Part Six (“Meeting Therapeutic Goals”) describes the midphase of therapy: applying the aforementioned techniques to addressing problems of self-esteem, relationships, adaptation to change, and weakened ego function. For instance, self-esteem regulation can be improved via supportive techniques (supporting weakened ego function), uncovering techniques (making unconscious self-perceptions conscious), and exploration of superego function (correcting superego induced distortions in self-perception). In contrast, relationship difficulties result from people’s unconscious fantasies and expectations of others or impairment in ego functions like the capacity for empathy and ability to read social cues. Although uncovering interventions may be more appropriate for the former problem, supportive interventions are more suited for the latter.
Part Seven (“Working Through and Ending”) addresses ways the above techniques shift over time until the process of termination. The three phases of working through—limited awareness, increased awareness and practicing, and lasting change in thought and behavior patterns—are discussed in detail, as are the interventions necessary for this progression. Bilateral versus unilateral terminations are contrasted, and characteristic aspects of this affect-filled phase are discussed, including regression, mourning, and finding a replacement relationship. Each chapter ends with suggested activities designed to apply the learned skills and concepts. These exercises are interesting, challenging, and accompanied by thoughtful answers and comments.

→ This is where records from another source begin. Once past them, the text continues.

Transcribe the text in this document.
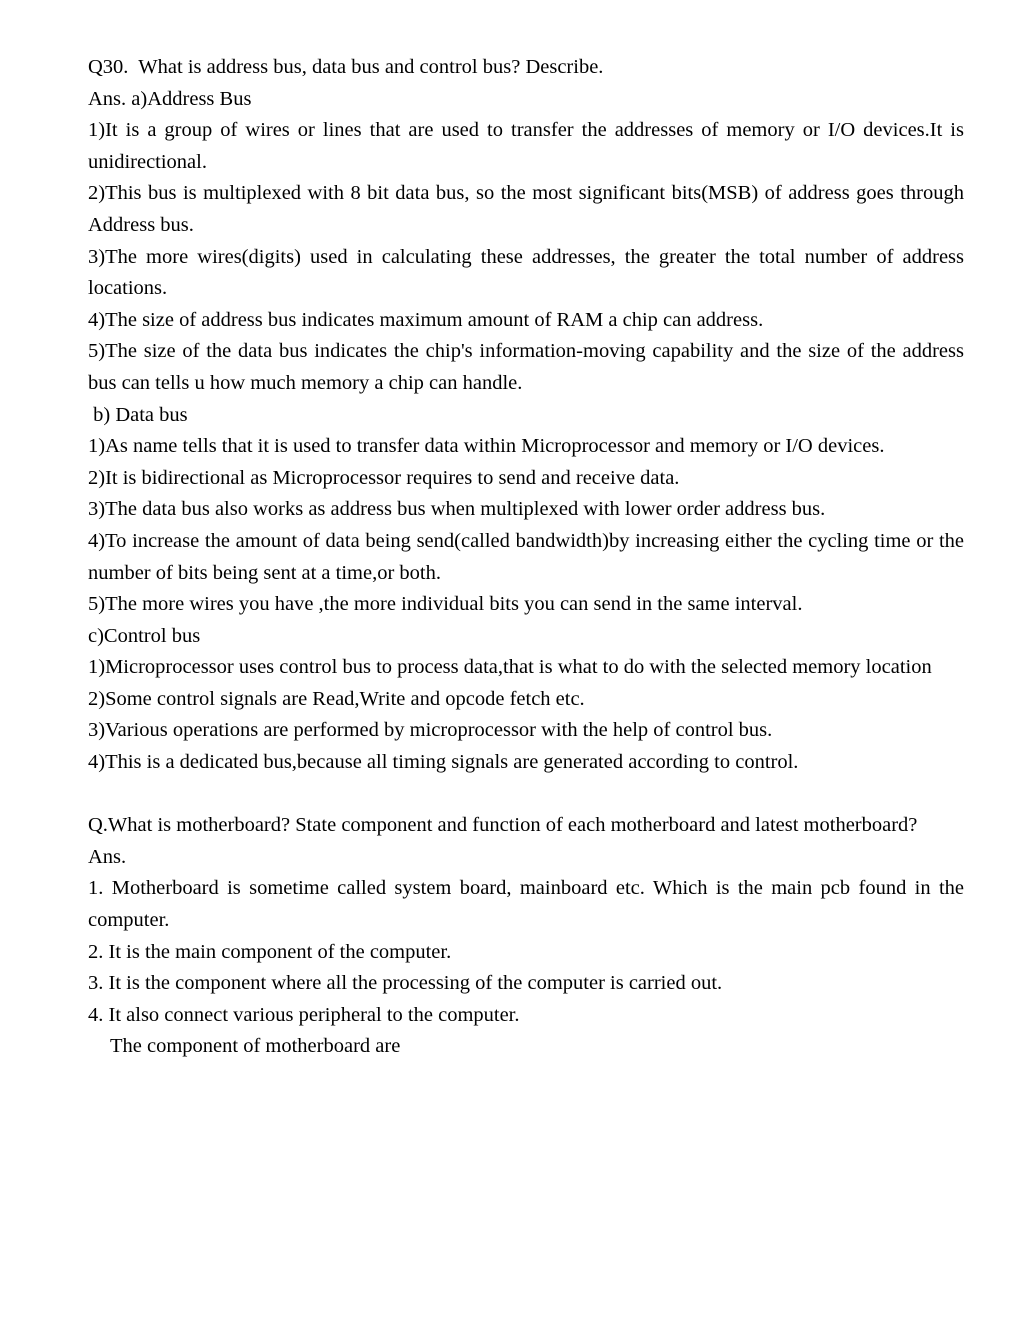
Q30.  What is address bus, data bus and control bus? Describe.

Ans. a)Address Bus

1)It is a group of wires or lines that are used to transfer the addresses of memory or I/O devices.It is unidirectional.

2)This bus is multiplexed with 8 bit data bus, so the most significant bits(MSB) of address goes through Address bus.

3)The more wires(digits) used in calculating these addresses, the greater the total number of address locations.

4)The size of address bus indicates maximum amount of RAM a chip can address.

5)The size of the data bus indicates the chip's information-moving capability and the size of the address bus can tells u how much memory a chip can handle.

b) Data bus

1)As name tells that it is used to transfer data within Microprocessor and memory or I/O devices.

2)It is bidirectional as Microprocessor requires to send and receive data.

3)The data bus also works as address bus when multiplexed with lower order address bus.

4)To increase the amount of data being send(called bandwidth)by increasing either the cycling time or the number of bits being sent at a time,or both.

5)The more wires you have ,the more individual bits you can send in the same interval.

c)Control bus

1)Microprocessor uses control bus to process data,that is what to do with the selected memory location

2)Some control signals are Read,Write and opcode fetch etc.

3)Various operations are performed by microprocessor with the help of control bus.

4)This is a dedicated bus,because all timing signals are generated according to control.

Q.What is motherboard? State component and function of each motherboard and latest motherboard?

Ans.

1. Motherboard is sometime called system board, mainboard etc. Which is the main pcb found in the computer.

2. It is the main component of the computer.

3. It is the component where all the processing of the computer is carried out.

4. It also connect various peripheral to the computer.

The component of motherboard are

Although the clear prose, well-organized format, and rich insights make this book a pleasure to read, it is the abundance of carefully annotated case examples on almost every page that differentiates this book from others like it. The cases bring the described techniques to life and provide a wealth of learning in and of themselves. It is clear that this book is written by those who themselves have devoted their lives to the practice and teaching of psychodynamic psychotherapy and, subsequently, developed a capacity to distill each case down to the single most profound psychodynamic conflict.
One self-acknowledged limitation of this book is the omission of certain schools ofthought of psychodynamic psychotherapy, such as object relationships and self-psychology. However, the “less is more” principle applies here. Rather than presenting a multiplicity of complex theories, this book focuses primarily on the practice and technique of psychodynamic psychotherapy.
At a time when many psychiatry residency programs do not provide adequate training in psychodynamic psychotherapy, this book provides a much-needed corrective. Although it is meant as a book for initial learning, this is the kind of book that will remain on the reader’s desk as a frequently thumbed companion and reference.